Scalability
Last updated
Last updated
An application in AI Network may generate millions of transactions and many of them are not directly related to other applications. If full nodes maintain one giant tree, it can grow very large. AI Network blockchain solves scalability issue by partitioning the global state tree into several sub-tree states.
There are three areas of scaling: data scaling, computation scaling, and state scaling. While the most of EVM based blockchains have to deal with all three areas and suffers from sharding them, AI Network blockchain can be only concerned with the state sharding because blockchain’s responsibility is limited to state management only. In AI Network blockchain, data and computation are managed off-chain, and computation is triggered by the state change. The state is a tree structure, which can be easily partitioned.
A shard in AIN blockchain maintains a subset of the global state tree. Each of the multiple shards is processed on a separate small blockchain instance, thus greatly increasing a blockchain’s total throughput.
Each shard validates a small part of the transaction history. It is known that POW consensus algorithm can’t be used in conjunction with sharding. This is because the computation power required to attack a shard is significantly less than the computing power required to attack the entire blockchain. Thus proof of stake (PoS) consensus algorithms are used for each shard, and only designated nodes who is authorized to commit their stakes are allowed to participate in block validation.
The state tree is partitioned into relevant subtree and transactions for the subtree are recorded in a child block. Once the child blocks are branched out from the parent blocks, the small headers of child blocks have to be recorded on the main chain.

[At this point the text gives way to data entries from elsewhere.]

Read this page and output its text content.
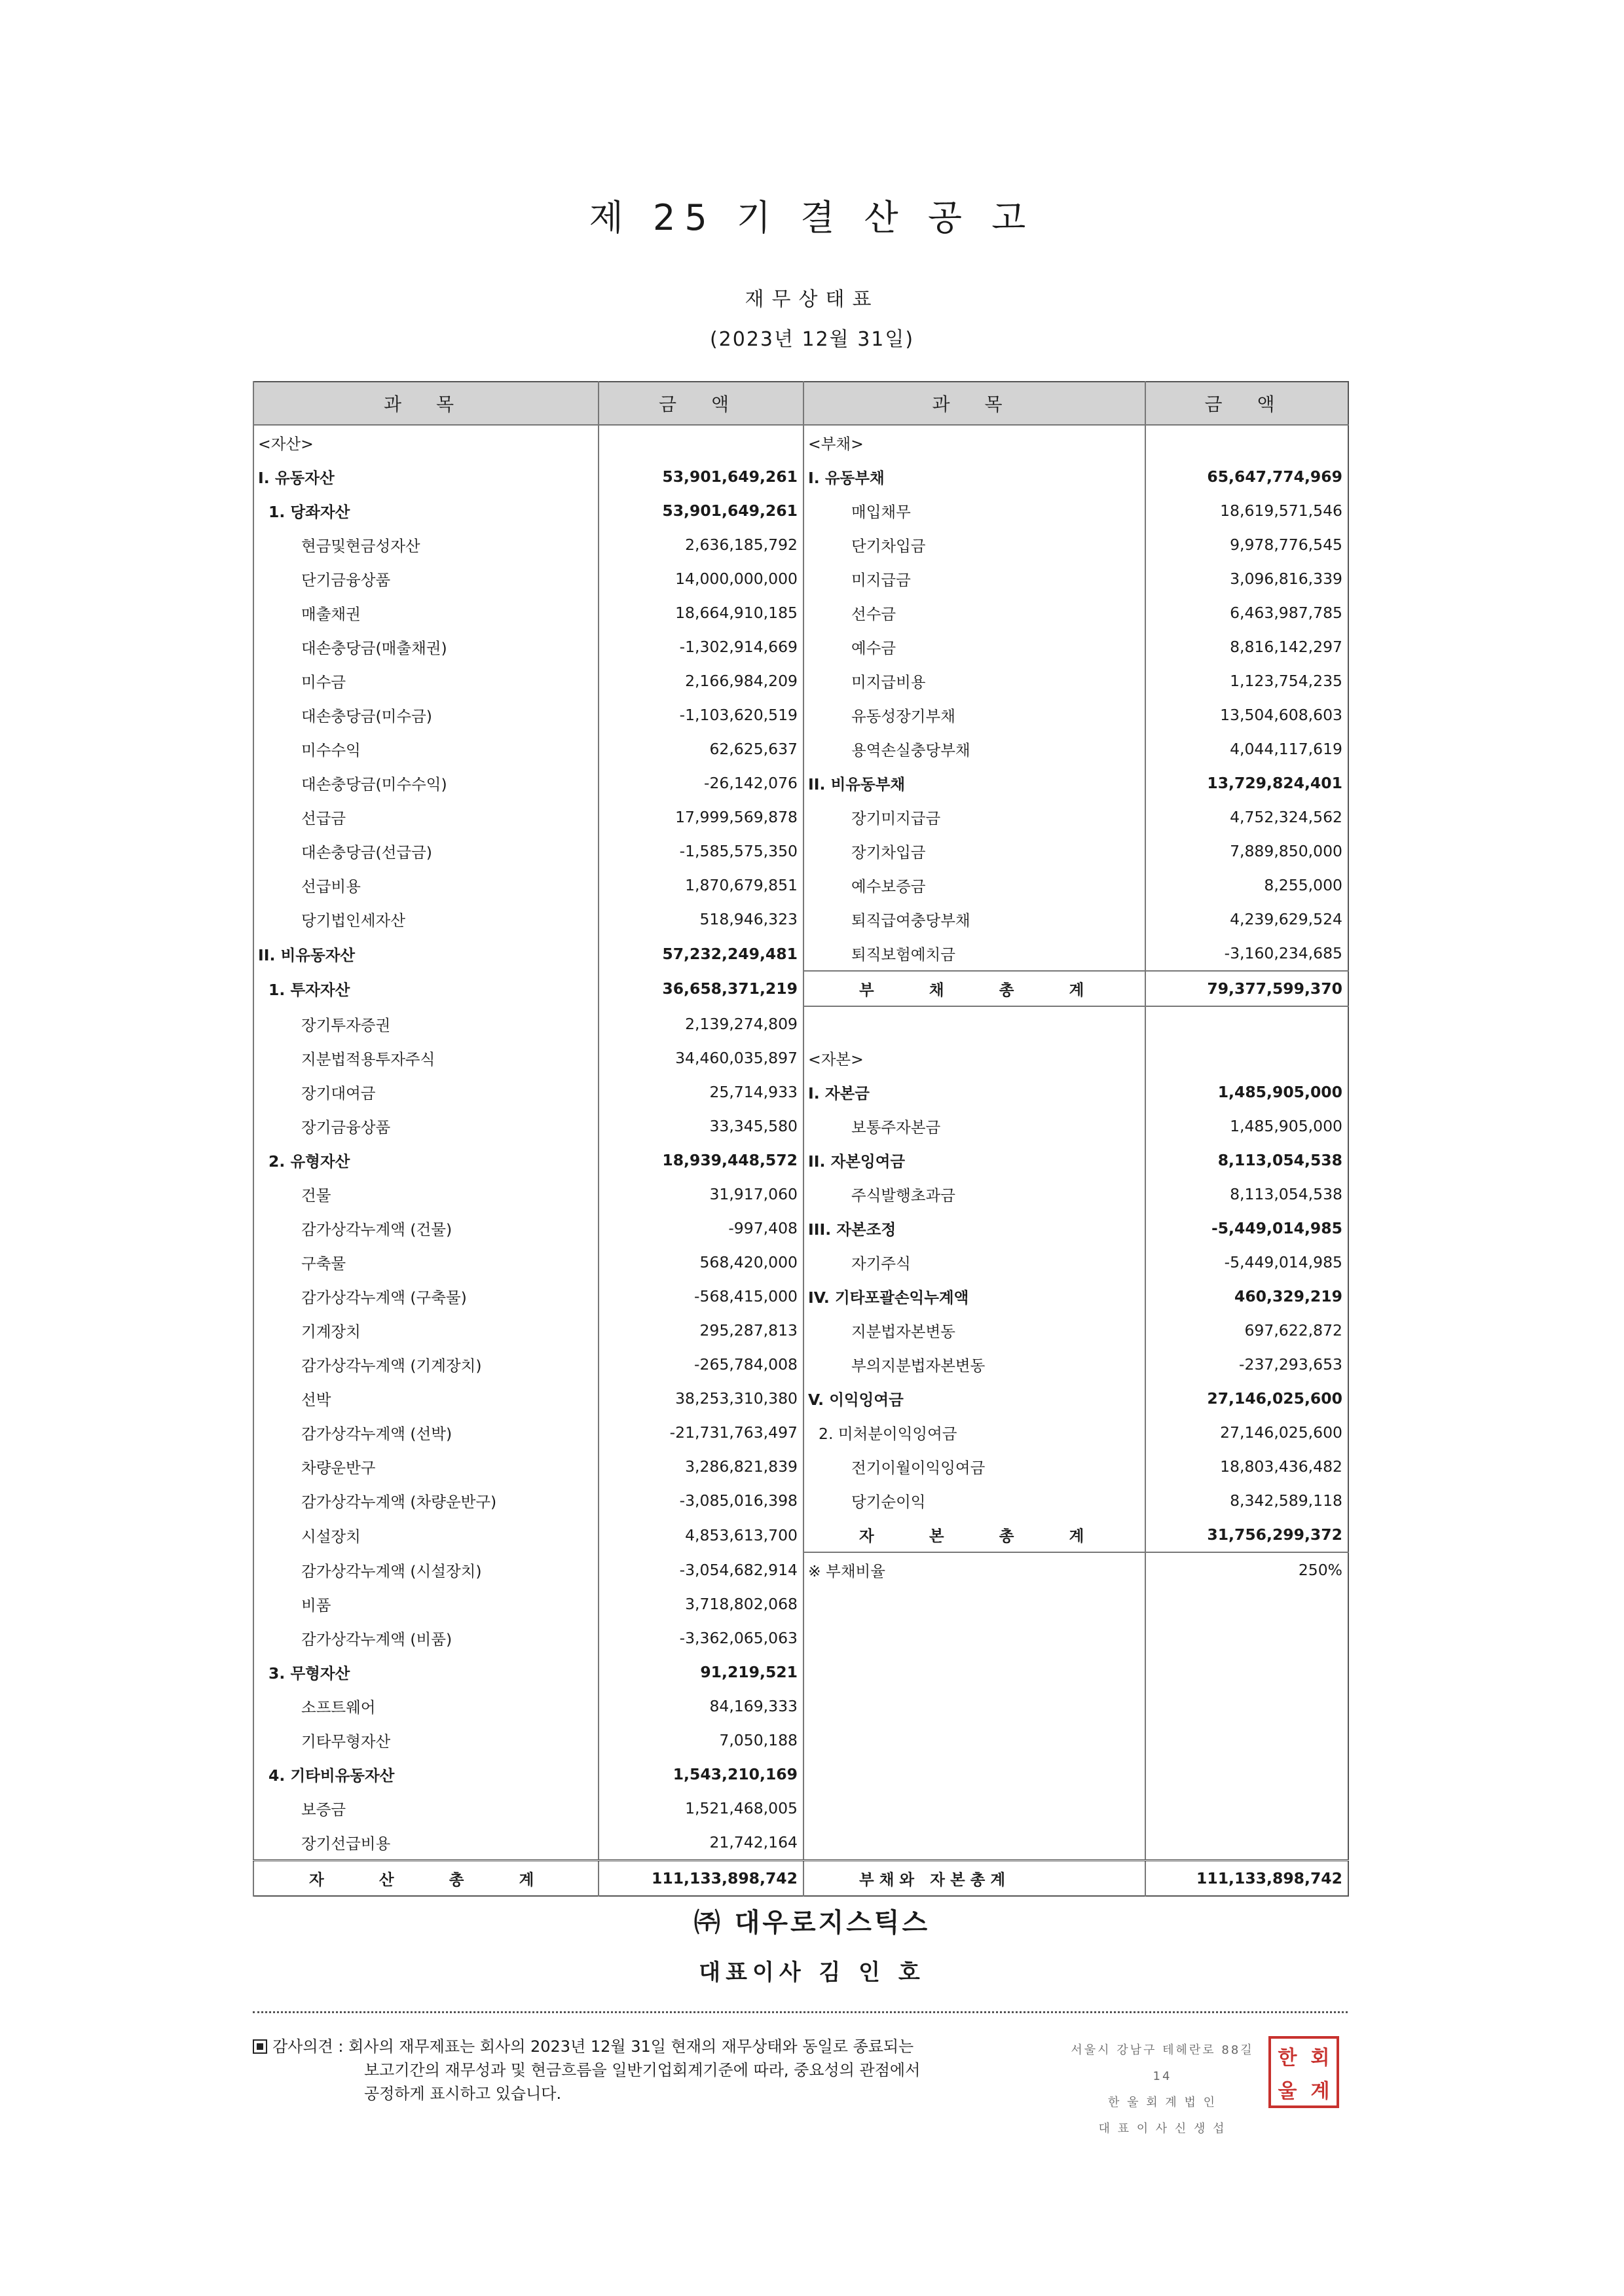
제 25 기 결 산 공 고
재무상태표
(2023년 12월 31일)
과 목	금 액	과 목	금 액
<자산>		<부채>	
I. 유동자산	53,901,649,261	I. 유동부채	65,647,774,969
1. 당좌자산	53,901,649,261	매입채무	18,619,571,546
현금및현금성자산	2,636,185,792	단기차입금	9,978,776,545
단기금융상품	14,000,000,000	미지급금	3,096,816,339
매출채권	18,664,910,185	선수금	6,463,987,785
대손충당금(매출채권)	-1,302,914,669	예수금	8,816,142,297
미수금	2,166,984,209	미지급비용	1,123,754,235
대손충당금(미수금)	-1,103,620,519	유동성장기부채	13,504,608,603
미수수익	62,625,637	용역손실충당부채	4,044,117,619
대손충당금(미수수익)	-26,142,076	II. 비유동부채	13,729,824,401
선급금	17,999,569,878	장기미지급금	4,752,324,562
대손충당금(선급금)	-1,585,575,350	장기차입금	7,889,850,000
선급비용	1,870,679,851	예수보증금	8,255,000
당기법인세자산	518,946,323	퇴직급여충당부채	4,239,629,524
II. 비유동자산	57,232,249,481	퇴직보험예치금	-3,160,234,685
1. 투자자산	36,658,371,219	부 채 총 계	79,377,599,370
장기투자증권	2,139,274,809		
지분법적용투자주식	34,460,035,897	<자본>	
장기대여금	25,714,933	I. 자본금	1,485,905,000
장기금융상품	33,345,580	보통주자본금	1,485,905,000
2. 유형자산	18,939,448,572	II. 자본잉여금	8,113,054,538
건물	31,917,060	주식발행초과금	8,113,054,538
감가상각누계액 (건물)	-997,408	III. 자본조정	-5,449,014,985
구축물	568,420,000	자기주식	-5,449,014,985
감가상각누계액 (구축물)	-568,415,000	IV. 기타포괄손익누계액	460,329,219
기계장치	295,287,813	지분법자본변동	697,622,872
감가상각누계액 (기계장치)	-265,784,008	부의지분법자본변동	-237,293,653
선박	38,253,310,380	V. 이익잉여금	27,146,025,600
감가상각누계액 (선박)	-21,731,763,497	2. 미처분이익잉여금	27,146,025,600
차량운반구	3,286,821,839	전기이월이익잉여금	18,803,436,482
감가상각누계액 (차량운반구)	-3,085,016,398	당기순이익	8,342,589,118
시설장치	4,853,613,700	자 본 총 계	31,756,299,372
감가상각누계액 (시설장치)	-3,054,682,914	※ 부채비율	250%
비품	3,718,802,068		
감가상각누계액 (비품)	-3,362,065,063		
3. 무형자산	91,219,521		
소프트웨어	84,169,333		
기타무형자산	7,050,188		
4. 기타비유동자산	1,543,210,169		
보증금	1,521,468,005		
장기선급비용	21,742,164		
자 산 총 계	111,133,898,742	부채와 자본총계	111,133,898,742
㈜ 대우로지스틱스
대표이사 김 인 호
감사의견 : 회사의 재무제표는 회사의 2023년 12월 31일 현재의 재무상태와 동일로 종료되는
보고기간의 재무성과 및 현금흐름을 일반기업회계기준에 따라, 중요성의 관점에서
공정하게 표시하고 있습니다.
서울시 강남구 테헤란로 88길 14
한 울 회 계 법 인
대 표 이 사 신 생 섭
한 회
울 계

For forking shard chains from the parent chain, a child first records branch transaction into the parent chain. Branch transaction includes the subtree path it wants to be in charge and the rules for reporting block headers as the new chain grows. After the branch transaction included in the parent chain, validators in the child chain are responsible for processing transactions regarding data for subtree state. The branch transaction creates a new genesis block for the child chain which includes the consensus rule for managing the new branch. When the proposer of the child chain broadcast the new block, the proposer generates report transaction for recording the header of the block into the parent chain. The child block can generate one report transaction per block while the parent block can include multiple report transactions from different shards.
Fig 1. The diagram shows how the child state is branched from the root chain. After the branch, the child paths are managed by the child chain and only the header hash is recorded in the root state.
Fig 2. The diagram shows how multiple children can report to the parent block. The branch can be recursive. For example, child 1-1 is a child of child 1 which is the child of the root.